苏茗雪冷笑了两声,毫不留情地打破她这个幻想。
“李叔那是本性不坏,听得进别人的话,知错能改,你家男人什么样你难道不清楚?酗酒之人是控制不住自己的脾气行径的,他连自己亲爹妈都能活活饿死,你怀着他的骨肉他都能对你动手,你还在天真地指望他能对你好?”
苏茗雪松开了钳制着郑家媳妇下巴的手,站起了身,语调冰冷地道,“我救不了你,你去求别人吧。”
郑家媳妇被她这一拒绝,似是彻底失去了希望,瘫软在地,哑着的嗓子也哭不出声来,眼泪断了线的珠子似的掉,见者悲戚。
吟霜看她这模样实在于心不忍,悄悄拉了拉苏茗雪的袖子,苏茗雪没有理会她的小动作,只是站在那瞧着郑家媳妇哭泣。
等她哭够了,被李婶她们搀扶起来,正要离去之时,苏茗雪淡淡地开了口,
“若是什么时候你想好了要彻底离开那个男人,你再来找我,到时我定会帮你。”
郑家媳妇回头朝她行了一礼,便佝偻着身子走了。
被郑家媳妇的事耽搁了一阵,一众做口罩的女工心里都有些戚戚,只顾着各自默默地低头缝制,不似昨日那般气氛热烈。
苏茗雪不想当万恶的资本家,她知道女工为什么心情低落,她们看到郑家媳妇的惨状,都有些共情,可能还有点对自己冷酷无情的埋怨。
苏茗雪觉得自己有义务扭转一下自家女工们的心理状态。
她走到女工们劳作的桌旁,拿起几个制好的口罩在手中查看,笑意盈盈地道,“各位姐姐们的手可真巧,这口罩缝制得如此结实,挂绳扯都扯不断呢!”
女工们客气而礼貌地回应了她的赞美。
苏茗雪又道,“姐姐们是不是觉得我今日对那郑家媳妇太过冷血?”
女工们抬起头来,支支吾吾地否认着她的这个说法。
苏茗雪放下手中的口罩,抬起眼眸悠悠地看着她们,
“我知道你们心里是怎么想的,要不然也不会带她来我这,可是你们有没有想过,我就算收留了她在这里做工,给了她工钱,她回去难道就会被郑农户善待吗?怕是她辛苦劳作的工钱都会被那男人夺了去买酒,还会巴不得她日夜劳作不休给他换酒钱。
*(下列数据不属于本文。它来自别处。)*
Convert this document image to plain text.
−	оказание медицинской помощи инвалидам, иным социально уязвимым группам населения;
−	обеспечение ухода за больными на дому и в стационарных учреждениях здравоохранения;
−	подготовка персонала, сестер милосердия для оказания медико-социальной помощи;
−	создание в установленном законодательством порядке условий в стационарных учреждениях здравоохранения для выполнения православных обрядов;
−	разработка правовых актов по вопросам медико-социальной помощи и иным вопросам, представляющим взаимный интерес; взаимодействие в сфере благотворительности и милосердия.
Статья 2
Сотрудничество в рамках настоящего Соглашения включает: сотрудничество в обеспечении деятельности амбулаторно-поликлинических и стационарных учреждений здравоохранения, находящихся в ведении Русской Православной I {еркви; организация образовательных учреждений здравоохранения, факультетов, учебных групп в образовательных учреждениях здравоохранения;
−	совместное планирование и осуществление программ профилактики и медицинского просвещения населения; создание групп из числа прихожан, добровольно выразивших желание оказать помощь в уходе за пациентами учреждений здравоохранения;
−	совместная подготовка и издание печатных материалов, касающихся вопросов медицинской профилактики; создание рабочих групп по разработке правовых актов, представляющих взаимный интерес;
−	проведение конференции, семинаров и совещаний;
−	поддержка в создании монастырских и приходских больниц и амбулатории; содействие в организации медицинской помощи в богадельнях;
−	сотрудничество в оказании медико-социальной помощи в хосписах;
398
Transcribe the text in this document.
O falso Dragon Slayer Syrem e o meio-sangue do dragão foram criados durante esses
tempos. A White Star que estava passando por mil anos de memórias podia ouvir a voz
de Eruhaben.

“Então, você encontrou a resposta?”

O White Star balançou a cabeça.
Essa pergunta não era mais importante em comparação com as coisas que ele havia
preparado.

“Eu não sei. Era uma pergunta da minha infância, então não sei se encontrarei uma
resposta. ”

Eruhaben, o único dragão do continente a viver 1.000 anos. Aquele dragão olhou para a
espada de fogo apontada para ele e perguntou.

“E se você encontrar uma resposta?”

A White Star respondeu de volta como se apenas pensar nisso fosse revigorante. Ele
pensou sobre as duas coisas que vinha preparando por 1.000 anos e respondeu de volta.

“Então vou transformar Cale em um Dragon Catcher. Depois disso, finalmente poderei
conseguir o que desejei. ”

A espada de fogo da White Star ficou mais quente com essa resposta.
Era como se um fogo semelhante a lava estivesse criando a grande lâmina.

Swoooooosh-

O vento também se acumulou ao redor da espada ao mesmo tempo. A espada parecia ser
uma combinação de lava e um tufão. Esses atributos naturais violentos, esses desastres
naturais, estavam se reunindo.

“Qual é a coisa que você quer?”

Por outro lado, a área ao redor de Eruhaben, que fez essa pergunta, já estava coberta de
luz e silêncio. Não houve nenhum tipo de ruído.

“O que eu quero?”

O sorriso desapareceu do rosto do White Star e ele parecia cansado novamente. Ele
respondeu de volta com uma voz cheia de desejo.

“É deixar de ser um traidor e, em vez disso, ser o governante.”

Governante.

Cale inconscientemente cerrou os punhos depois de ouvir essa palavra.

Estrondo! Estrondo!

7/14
”
女工们互相对视着,心中都觉得她说的是极有可能发生的事,甚至可以说是必然会发生的事。
“只要郑家媳妇还活着,那个酒鬼就会不停地欺辱她压榨她,因为他根本不把她当人看,只把她当做一个自己可以随意打骂的物件,我留她在这里做工,反而可能会害了她,你们若是真的为她好,就应该劝劝她,早日下定决心离开那个男人,同样的,要是各位姐姐们也遇到了这种事,我也劝你们一句,若是不能反抗,那便离开。”
说完,苏茗雪见女工的目光变得坚毅了一些,她便也不在这待着,她归拢了已经缝制好的口罩,叫上了祁源和林一,往昆良雪山去给矿上工作的人们送口罩和祁源劈好的竹子。
他们把几辆空了的运煤马车停在开采云贝岩的营地,便徒步往山谷中去。
这段路车马难行,那些运去谷中建造矿井的材料都是靠人力搬运上去的,这几日这条道路上的积雪倒是被清理了一些,又被工人们踩踏了个结实,倒是不似最初那般难走,但爬起来也要比普通地面艰辛许多,等过几日山中飘雪,进出就更难了。
祁源和林一各扛着几支竹子行在山道上,饶是气力惊人的祁源,也微喘着气。
他们在路上还碰巧遇到了正背着背篓,运送第二批煤炭出山的矿工们,每个人的背篓中都装得满满的,沉重的煤炭压弯了他们的脊背。